When administrators in Eustis went looking for an associate vice president for academic affairs to lead the first comprehensive review of Colby’s curriculum in two decades, they found the best candidate right across the street, in the Diamond Building.

Michael Donihue '79
Michael Donihue '79

A member of the economics faculty for 19 years, Michael Donihue ’79 started the new job July 1 and is focused on “all things curricular,” he said.

Working primarily with the Academic Affairs Committee and three curricular planning working groups established for the review, Donihue maintains that the faculty must be at the center of efforts to define a Colby liberal arts education for the 21st century. He is eager to manage the role of the faculty in articulating “a vision of where Colby is headed,” he said.
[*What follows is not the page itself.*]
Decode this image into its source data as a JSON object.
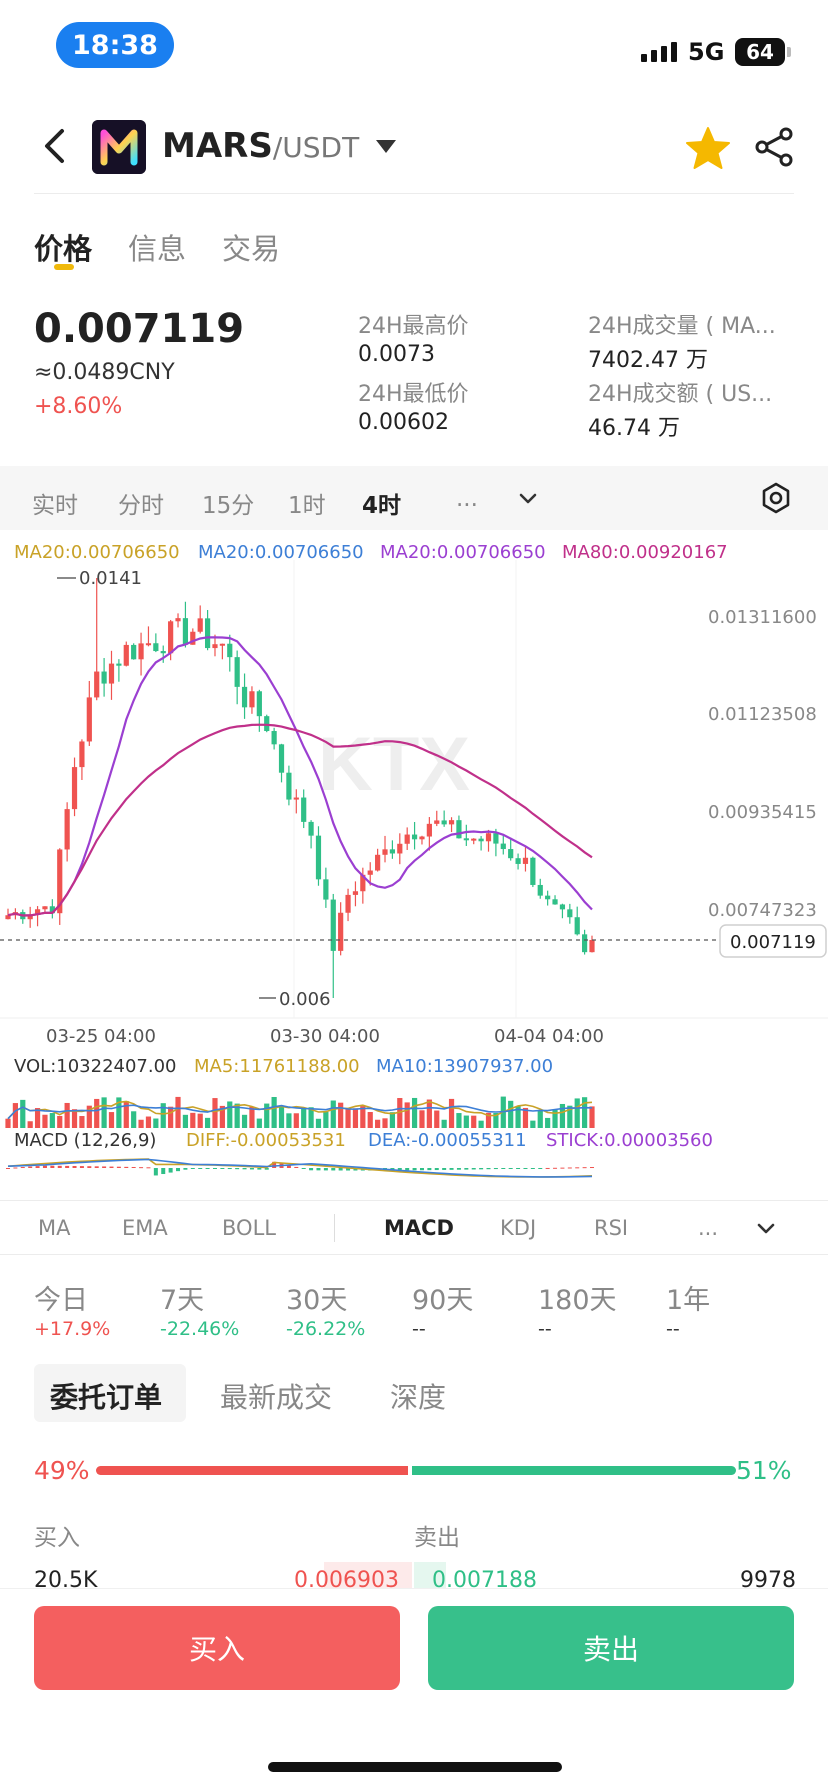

Donihue assumed his new titles—associate vice president for academic affairs and associate dean of the faculty—after disparate studies and forces aligned to prompt a review of how Colby teaches:

  • A 2007 New England Association of Schools & Colleges reaccreditation praised the College but urged more attention to “articulating and measuring student outcomes.”
  • A faculty Ad Hoc Curricular Planning Committee, established in 2007 in response to reaccreditation self-studies, proposed the three working groups, which are focused on curricular oversight, teaching communication skills, and academic engagement with an emphasis on project-based learning.
  • On the federal level, the Spellings Commission on the Future of Higher Education and a Senate inquiry got colleges’ attention with calls for various new types of accountability. 
  • Demographic forecasts show a steep drop-off in the number of high school graduates who traditionally populate Colby’s applicant pool. “This is the one that put chills down my spine when we started,” said Donihue, whose academic specialties are economic forecasting and macroeconomic policy.

Donihue is clearly energized by the opportunity to help steer the College’s mission, but he’s wistful about his hiatus from the classroom, particularly given historic turmoil in the world economy. As governments scrambled and markets continued to plummet in early October, he said, “This would be a great time to be teaching macroeconomics.”